Les indicateurs de maturité, quel cadre pour leur utilisation ?
Comment apprécier le niveau de préparation d’une organisation face aux risques cyber ? Une question devenue cruciale dans notre société digitalisée, à laquelle des indices comme le National Cyber Power Index ou le Global Cybersecurity Index tentent de répondre. Mais que mesurent exactement ces indices ? Permettent-ils de nourrir une action ? Et quelles sont leurs limites ?
Il existe de nombreux indices destinés à évaluer la sensibilité ou la maturité des États face aux problématiques de cybersécurité. Une multiplicité reflet du caractère protéiforme de ces mêmes risques, qui intéressent les États à plusieurs niveaux. Un indicateur tel que le National Cyber Power Index (NCPI), produit par le Belfer Center de la Harvard Kennedy School, s’articule ainsi autour de la notion de puissance, et réduit son champ d’étude aux pays les plus développés dans le secteur dans le but de produire une hiérarchie mondiale des puissances cyber.

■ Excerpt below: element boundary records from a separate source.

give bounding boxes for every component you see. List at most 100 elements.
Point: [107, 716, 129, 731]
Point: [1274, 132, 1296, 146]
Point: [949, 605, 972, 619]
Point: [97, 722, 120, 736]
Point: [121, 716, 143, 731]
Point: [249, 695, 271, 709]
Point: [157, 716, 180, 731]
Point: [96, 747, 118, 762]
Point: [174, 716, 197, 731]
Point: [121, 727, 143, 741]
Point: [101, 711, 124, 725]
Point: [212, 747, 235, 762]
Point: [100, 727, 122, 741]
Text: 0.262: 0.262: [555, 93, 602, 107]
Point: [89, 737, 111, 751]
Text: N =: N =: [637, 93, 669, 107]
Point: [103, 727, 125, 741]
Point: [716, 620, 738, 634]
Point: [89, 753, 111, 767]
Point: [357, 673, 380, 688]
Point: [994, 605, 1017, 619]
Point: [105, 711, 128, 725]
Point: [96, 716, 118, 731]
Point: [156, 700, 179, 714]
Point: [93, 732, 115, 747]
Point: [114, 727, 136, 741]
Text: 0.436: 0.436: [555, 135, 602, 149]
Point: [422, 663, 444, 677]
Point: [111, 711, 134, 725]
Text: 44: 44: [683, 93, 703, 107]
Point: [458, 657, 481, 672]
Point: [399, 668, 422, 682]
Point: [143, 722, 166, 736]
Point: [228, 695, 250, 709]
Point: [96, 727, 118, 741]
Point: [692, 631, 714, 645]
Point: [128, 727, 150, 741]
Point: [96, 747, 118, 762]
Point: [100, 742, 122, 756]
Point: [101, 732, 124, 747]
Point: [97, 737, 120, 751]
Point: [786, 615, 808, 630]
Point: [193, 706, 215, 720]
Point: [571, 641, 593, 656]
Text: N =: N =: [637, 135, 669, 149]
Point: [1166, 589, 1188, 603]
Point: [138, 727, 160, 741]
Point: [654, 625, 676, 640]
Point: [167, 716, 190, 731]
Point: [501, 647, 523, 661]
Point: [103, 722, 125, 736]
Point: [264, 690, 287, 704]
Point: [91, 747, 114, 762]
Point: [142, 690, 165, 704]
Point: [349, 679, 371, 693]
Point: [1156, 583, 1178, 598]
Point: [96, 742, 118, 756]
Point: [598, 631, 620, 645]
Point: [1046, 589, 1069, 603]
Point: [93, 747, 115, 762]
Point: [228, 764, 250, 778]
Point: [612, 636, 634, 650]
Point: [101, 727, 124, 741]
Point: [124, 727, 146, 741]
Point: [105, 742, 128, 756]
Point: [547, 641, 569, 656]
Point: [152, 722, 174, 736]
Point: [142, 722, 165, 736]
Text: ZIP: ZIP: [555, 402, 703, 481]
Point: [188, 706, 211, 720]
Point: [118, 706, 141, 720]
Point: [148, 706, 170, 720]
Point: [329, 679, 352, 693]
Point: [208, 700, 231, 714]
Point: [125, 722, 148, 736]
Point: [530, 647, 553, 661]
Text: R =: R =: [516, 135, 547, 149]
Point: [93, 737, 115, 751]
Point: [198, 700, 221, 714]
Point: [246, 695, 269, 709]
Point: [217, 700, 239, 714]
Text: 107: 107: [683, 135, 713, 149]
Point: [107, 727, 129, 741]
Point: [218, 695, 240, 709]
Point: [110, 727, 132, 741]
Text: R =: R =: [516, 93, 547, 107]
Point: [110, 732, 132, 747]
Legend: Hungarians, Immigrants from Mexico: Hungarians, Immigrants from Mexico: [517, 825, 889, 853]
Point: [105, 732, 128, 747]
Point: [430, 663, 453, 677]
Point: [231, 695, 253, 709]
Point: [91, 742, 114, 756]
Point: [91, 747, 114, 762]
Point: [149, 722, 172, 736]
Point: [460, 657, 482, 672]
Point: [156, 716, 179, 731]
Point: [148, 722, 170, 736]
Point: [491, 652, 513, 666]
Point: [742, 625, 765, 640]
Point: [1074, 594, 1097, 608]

Cet index repose, pour évaluer la « puissance cyber » des États étudiés, sur une série d’indicateurs mesurant les capacités et intentions des pays étudiés. Ceux-ci découlent de 7 critères plus généraux correspondants aux objectifs poursuivis par les États qui utilisent les moyens cyber. On retrouve parmi ces 7 objectifs la surveillance des groupes d’attaquants locaux, la collecte d’information au service de la sécurité nationale, ou encore la destruction des infrastructures d’un adversaire.

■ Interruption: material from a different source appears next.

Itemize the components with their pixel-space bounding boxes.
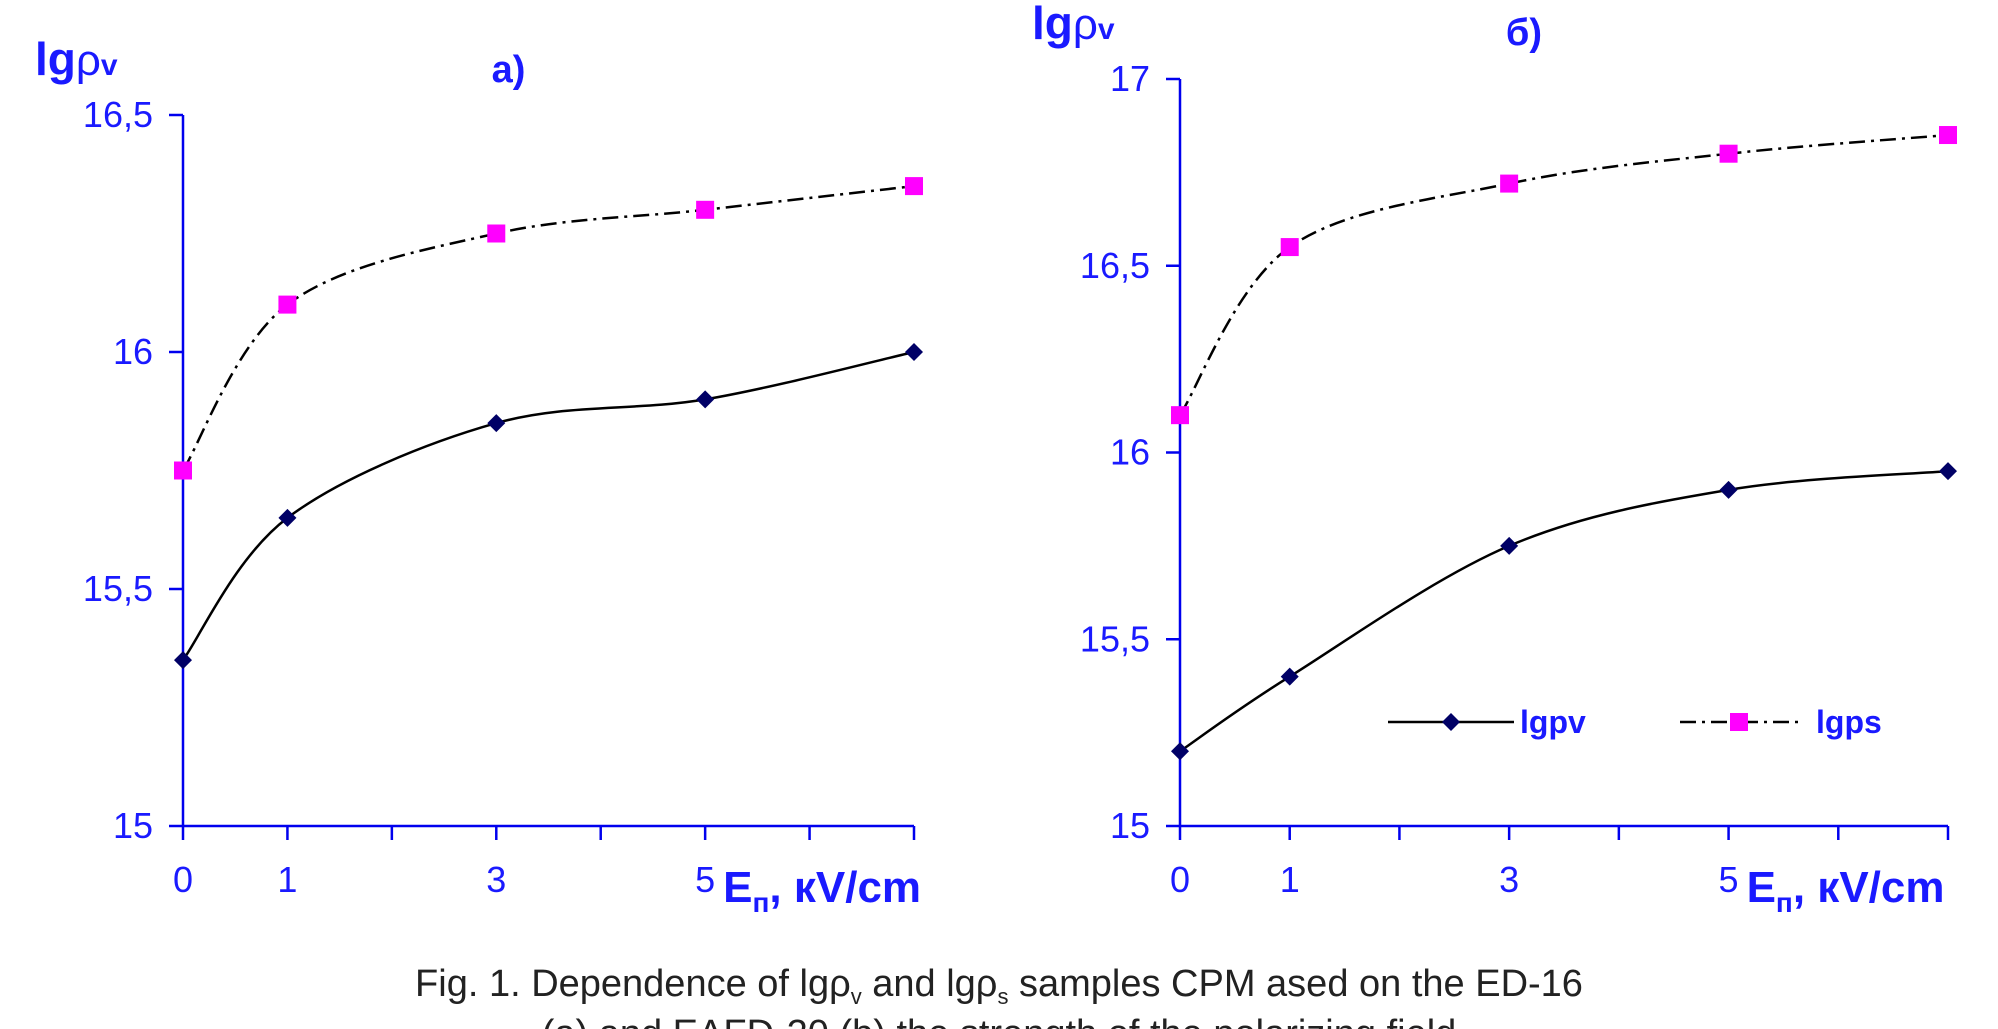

Pour autant, même au sein d’indicateurs construits selon le même paradigme de « puissance » qui structure le NCPI, les évaluations peuvent changer selon les variables et critères considérés. Ainsi, le Cyber Capabilities and National Power : A net Assessment de l’International Institute for Strategic Studies (IISS) inclut-il par exemple dans ses 7 critères de comparaison la notion de dépendance[1], moins présente dans le NCPI. Et si au final les mêmes nations se retrouvent au sommet de la hiérarchie, les évaluations peuvent différer d’un classement à l’autre pour certains pays comme la France, dont la volonté d’indépendance et la capacité à potentiellement nationaliser ses cœurs de réseau est par exemple notée par l’indice de l’IISS.
Élargir la perspective, pour une utilisation plus immédiate
La perspective est plus large pour l’un des indices majeurs de développement dans la cybersécurité qu’est le Global Cybersecurity Index (GCI), de l’International Telecommunication Union. Contrairement aux susnommés, il prend en compte l’ensemble des 193 pays membres de l’ONU ainsi que l’État de Palestine dans son évaluation des mesures prises par les États pour améliorer leur résilience face aux risques cyber. Mais si la focale est ici plus « civile » et se concentre sur le niveau d’engagement des administrations à améliorer leur cybersécurité, on note une complémentarité avec les indices présentés ci-dessus et mesurant la « puissance », à travers l’utilisation de critères communs comme l’élaboration d’une stratégie nationale de cybersécurité ou la participation à la production de normes de comportement responsables.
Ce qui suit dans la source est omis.